Madrid 16 de Diciembre de 2011
15:17
He terminado con mis
quehaceres del día, los cuales implicaban limpiar una piscina repleta de
muertos vivientes… bueno, ya no tan “vivientes”. Pero antes de describir mi
nueva rutina, quiero poner por escrito aquella sensación que experimenté cuando
John nos rescató:
De a poco íbamos dejando
Coslada detrás. Mientras John esquivaba coches e infectados por igual, cogí a
Claudia del asiento delantero y la apreté fuerte contra mi pecho. La pobre
había vuelto a su estado de shock. Rambo, sin embargo, disfrutaba del pequeño
regalo que le había hecho nuestro nuevo amigo, al bajarle un poco la ventanilla;
allí iba él con la cabeza y la lengua fuera disfrutando del viento en su
hocico, ladrándole a cada infectado que pasábamos.

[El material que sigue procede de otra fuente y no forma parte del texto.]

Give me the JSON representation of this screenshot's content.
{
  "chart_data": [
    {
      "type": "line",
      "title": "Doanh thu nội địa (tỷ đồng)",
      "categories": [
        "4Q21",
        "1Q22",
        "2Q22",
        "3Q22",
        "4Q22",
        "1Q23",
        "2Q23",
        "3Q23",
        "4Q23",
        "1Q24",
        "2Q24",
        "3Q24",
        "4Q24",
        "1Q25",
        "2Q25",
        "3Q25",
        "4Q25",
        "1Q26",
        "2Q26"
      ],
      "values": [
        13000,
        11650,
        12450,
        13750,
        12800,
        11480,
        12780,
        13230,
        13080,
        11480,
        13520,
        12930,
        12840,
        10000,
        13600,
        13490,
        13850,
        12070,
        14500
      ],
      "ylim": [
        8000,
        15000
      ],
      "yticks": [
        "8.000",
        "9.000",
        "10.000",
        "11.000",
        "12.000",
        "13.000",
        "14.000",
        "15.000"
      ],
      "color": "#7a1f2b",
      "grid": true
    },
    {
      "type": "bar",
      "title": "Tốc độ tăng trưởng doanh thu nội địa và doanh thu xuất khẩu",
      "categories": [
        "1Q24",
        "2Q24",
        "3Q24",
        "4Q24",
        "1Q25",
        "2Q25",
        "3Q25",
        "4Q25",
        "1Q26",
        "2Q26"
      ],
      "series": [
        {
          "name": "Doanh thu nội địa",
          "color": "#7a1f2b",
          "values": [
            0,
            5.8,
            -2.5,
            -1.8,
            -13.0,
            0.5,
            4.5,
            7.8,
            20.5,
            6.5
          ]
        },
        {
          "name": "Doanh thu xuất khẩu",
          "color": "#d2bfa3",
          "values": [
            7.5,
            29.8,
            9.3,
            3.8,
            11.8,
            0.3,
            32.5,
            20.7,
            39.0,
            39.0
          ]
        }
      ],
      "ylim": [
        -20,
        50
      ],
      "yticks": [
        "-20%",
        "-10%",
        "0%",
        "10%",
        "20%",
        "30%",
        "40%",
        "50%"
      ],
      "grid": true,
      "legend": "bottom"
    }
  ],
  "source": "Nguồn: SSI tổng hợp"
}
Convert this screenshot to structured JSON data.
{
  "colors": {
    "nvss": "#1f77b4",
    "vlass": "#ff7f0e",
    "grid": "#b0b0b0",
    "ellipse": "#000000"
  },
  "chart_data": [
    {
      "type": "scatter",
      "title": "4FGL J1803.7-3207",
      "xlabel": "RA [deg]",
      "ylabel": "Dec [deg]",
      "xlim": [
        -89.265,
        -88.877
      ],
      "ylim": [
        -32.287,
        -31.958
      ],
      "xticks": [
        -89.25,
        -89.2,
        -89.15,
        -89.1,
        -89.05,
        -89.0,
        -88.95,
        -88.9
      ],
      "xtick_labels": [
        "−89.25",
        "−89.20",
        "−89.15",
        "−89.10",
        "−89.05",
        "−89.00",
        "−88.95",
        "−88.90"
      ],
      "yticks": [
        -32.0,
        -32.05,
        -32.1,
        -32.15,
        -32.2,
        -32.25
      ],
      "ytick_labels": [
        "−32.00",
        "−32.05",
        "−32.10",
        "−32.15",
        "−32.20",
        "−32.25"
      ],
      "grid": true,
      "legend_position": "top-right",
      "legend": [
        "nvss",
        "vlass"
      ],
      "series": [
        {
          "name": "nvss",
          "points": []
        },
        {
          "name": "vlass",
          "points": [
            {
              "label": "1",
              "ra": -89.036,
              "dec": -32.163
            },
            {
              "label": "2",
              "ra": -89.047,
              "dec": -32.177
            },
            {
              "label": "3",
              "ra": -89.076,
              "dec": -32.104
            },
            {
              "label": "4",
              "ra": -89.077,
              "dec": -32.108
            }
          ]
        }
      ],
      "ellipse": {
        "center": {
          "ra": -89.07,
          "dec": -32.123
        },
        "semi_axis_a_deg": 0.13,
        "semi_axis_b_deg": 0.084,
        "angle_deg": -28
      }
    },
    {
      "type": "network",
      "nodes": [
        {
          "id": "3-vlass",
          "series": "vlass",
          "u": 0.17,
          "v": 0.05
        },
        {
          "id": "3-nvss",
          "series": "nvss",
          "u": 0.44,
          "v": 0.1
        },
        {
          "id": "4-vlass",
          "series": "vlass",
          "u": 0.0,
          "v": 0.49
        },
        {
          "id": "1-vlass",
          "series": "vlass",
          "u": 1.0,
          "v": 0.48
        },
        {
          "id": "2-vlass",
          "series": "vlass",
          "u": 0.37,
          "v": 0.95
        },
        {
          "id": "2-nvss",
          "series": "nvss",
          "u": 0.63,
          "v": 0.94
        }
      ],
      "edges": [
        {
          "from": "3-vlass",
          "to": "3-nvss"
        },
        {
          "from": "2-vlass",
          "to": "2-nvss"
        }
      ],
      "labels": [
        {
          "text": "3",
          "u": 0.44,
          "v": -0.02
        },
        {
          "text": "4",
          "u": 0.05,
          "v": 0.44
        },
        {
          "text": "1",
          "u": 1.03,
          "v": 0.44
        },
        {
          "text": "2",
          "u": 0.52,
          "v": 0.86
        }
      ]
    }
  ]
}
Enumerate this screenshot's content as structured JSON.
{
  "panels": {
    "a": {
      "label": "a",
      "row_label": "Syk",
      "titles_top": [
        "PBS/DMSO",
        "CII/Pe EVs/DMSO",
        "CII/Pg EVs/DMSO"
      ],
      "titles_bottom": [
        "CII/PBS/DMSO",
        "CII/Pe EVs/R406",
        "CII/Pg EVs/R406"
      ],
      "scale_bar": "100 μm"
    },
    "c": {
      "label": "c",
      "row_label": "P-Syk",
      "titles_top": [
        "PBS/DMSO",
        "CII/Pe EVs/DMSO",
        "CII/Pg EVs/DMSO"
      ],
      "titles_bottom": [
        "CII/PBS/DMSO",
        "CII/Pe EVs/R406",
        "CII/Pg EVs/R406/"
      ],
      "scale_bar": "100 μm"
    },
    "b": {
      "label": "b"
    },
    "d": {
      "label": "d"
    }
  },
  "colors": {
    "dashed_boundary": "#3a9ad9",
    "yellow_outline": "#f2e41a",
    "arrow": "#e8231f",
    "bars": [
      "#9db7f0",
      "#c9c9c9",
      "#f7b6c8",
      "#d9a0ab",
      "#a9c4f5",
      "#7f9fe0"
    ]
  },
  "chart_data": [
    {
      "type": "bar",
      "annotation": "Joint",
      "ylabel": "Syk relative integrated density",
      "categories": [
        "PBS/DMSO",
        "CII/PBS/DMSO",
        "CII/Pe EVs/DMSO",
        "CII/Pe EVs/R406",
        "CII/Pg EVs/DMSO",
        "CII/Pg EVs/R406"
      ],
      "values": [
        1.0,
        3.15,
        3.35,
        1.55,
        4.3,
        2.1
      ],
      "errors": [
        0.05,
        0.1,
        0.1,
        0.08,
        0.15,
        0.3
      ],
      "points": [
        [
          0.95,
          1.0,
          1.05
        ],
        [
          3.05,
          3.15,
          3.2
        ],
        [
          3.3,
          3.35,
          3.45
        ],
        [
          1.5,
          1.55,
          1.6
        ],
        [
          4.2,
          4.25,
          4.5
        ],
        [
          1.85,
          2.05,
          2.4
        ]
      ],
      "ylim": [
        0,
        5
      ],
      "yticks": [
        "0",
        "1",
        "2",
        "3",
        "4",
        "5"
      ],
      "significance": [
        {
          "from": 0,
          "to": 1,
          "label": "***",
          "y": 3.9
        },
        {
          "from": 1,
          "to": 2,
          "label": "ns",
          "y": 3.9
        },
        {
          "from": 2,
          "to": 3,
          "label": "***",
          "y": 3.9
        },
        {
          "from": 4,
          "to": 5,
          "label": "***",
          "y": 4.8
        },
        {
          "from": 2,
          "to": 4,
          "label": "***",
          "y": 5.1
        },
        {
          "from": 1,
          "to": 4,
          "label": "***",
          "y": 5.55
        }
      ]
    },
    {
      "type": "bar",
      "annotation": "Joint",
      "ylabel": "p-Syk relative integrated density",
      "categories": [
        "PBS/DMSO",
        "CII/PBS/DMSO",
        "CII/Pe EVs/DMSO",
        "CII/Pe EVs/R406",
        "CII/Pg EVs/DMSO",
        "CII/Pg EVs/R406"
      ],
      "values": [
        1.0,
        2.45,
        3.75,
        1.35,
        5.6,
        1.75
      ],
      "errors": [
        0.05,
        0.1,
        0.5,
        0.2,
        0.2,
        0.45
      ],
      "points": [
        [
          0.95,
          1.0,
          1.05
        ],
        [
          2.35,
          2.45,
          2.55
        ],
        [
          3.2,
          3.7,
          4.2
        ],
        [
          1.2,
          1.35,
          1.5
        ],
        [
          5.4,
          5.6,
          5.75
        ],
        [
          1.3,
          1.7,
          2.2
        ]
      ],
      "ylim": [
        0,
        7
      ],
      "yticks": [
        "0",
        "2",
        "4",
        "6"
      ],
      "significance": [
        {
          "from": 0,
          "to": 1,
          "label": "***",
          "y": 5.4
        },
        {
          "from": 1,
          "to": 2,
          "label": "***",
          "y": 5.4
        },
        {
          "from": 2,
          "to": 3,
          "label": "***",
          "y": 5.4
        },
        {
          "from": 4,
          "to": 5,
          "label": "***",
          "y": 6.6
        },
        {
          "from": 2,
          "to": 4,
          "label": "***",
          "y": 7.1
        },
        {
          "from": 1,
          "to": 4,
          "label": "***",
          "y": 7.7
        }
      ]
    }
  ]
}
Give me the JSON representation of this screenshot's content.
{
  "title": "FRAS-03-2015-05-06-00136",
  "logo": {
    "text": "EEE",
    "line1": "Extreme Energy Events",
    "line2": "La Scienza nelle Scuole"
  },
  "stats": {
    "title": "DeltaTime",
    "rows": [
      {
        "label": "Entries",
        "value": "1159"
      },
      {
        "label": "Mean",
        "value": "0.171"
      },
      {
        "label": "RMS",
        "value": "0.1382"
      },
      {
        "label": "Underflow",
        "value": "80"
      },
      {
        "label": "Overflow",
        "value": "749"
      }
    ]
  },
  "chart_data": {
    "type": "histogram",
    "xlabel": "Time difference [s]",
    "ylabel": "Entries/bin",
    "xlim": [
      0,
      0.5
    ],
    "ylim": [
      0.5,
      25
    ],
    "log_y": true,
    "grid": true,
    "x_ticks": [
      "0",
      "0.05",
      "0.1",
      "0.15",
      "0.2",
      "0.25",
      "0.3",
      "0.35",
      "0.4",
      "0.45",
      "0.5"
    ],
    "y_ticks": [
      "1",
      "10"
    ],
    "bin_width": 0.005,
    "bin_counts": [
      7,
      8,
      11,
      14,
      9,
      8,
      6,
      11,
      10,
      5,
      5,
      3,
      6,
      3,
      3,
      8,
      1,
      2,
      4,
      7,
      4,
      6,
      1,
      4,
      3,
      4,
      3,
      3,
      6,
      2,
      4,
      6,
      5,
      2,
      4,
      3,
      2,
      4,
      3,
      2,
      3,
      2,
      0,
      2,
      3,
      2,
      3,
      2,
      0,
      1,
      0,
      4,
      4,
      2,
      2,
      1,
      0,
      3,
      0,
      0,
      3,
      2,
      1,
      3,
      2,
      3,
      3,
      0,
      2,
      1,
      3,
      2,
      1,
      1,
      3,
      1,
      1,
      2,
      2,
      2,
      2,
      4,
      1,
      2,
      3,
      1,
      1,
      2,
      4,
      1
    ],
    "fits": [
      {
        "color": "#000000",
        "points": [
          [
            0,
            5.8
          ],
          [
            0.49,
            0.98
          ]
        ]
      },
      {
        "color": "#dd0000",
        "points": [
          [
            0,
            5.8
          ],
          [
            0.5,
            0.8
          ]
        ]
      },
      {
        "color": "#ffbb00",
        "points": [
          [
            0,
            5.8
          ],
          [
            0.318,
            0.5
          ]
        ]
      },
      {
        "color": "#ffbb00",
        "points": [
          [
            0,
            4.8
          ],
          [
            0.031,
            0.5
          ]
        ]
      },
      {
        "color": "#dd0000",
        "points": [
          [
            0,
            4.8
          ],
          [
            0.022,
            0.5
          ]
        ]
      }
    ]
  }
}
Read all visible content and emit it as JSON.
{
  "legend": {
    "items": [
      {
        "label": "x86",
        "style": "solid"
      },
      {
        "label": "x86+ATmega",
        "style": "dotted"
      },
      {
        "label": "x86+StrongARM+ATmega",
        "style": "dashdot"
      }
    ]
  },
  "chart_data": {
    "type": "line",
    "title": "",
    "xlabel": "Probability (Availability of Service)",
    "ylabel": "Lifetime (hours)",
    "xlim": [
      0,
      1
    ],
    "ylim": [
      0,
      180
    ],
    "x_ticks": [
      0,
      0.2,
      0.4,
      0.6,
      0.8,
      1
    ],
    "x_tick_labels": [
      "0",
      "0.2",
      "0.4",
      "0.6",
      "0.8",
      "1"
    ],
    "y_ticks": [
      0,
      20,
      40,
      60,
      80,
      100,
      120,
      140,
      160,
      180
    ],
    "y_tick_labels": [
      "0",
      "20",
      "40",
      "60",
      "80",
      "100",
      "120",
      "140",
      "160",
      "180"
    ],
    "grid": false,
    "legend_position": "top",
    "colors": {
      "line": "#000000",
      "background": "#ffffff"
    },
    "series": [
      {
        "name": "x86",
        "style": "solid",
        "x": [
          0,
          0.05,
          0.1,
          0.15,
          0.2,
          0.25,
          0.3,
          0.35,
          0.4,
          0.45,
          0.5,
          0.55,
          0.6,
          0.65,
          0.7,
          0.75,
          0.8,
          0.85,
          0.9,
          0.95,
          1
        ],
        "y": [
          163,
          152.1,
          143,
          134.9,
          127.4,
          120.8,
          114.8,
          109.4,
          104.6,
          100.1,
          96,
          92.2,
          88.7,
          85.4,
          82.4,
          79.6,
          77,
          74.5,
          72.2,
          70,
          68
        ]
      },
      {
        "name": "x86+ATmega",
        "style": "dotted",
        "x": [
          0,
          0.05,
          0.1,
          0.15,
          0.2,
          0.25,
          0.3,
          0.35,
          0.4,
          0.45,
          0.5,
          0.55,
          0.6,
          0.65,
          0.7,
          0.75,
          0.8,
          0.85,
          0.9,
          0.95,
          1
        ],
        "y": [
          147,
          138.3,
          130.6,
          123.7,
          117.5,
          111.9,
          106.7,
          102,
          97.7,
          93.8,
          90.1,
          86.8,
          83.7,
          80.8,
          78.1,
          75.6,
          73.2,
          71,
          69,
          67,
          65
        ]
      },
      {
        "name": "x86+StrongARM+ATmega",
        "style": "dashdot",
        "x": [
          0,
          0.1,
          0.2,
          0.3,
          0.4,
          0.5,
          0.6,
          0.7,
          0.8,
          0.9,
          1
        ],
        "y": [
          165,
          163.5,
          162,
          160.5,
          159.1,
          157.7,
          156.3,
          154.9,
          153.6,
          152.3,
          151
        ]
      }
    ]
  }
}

John se presentó y nos dijo
que nos llevaría a su urbanización, donde había otros cuatro supervivientes. Creo que
tenía ganas de hablar pero, entre su acento y mi cansancio físico, no pude más
que asentir a todo lo que decía. Él comprendió y continuó conduciendo sin hablar,
hasta estar cerca de nuestro nuevo hogar, cuando me pidió que me asegurase que
“Perro no ladra”.
Habremos tardado unos
treinta o cuarenta minutos en llegar, ya que por partes la autopista estaba
despejada, y por otras teníamos que sortear todo tipo de obstáculos que
prefiero no recordar.
Vale… que me estoy perdiendo
en destalles y no precisamente los que quería/necesitaba plasmar.
Aquel viaje en coche fue
algo especial, especial de una forma difícil de explicar con palabras.
Siguiendo el ejemplo de mi
inteligente mascota, baje la ventanilla y dejé que el aire golpeara mi cara y
la de Claudia; la pequeña no dijo nada, pero algo en sus ojos me transmitió que
lo disfrutaba. Y ¡cómo no iba a hacerlo!, si aquel gélido aire no acarreaba
ningún hedor, era… aire puro. Viento que soplaba nuestras velas y alimentaba mi
optimismo. El paisaje en la autopista no era tan desolador como lo había
imaginado, eran pocos los que habían perecido dentro de sus coches; pero los había. De alguna manera, creo que conseguí obviarlos.
Qué despreocupado me sentí
entonces, yendo a alta velocidad, el movimiento del coche aletargándome al
mismo tiempo que disfrutaba del paisaje de Madrid, con su particular relieve. Imaginaba
que nada había ocurrido. El sol a nuestras espaldas parecía iluminarlos el
camino y presagiarnos un prometedor futuro. Qué sensación más extraña, qué
libertad. Quería que jamás acabase, que John continuase conduciendo, que el
viento siguiera purificando mis pulmones y que el sol nos siguiera guiando.
Pero, por supuesto, mi sueño infantil tuvo que acabar en el momento que
llegamos a nuestro nuevo hogar en Villaverde.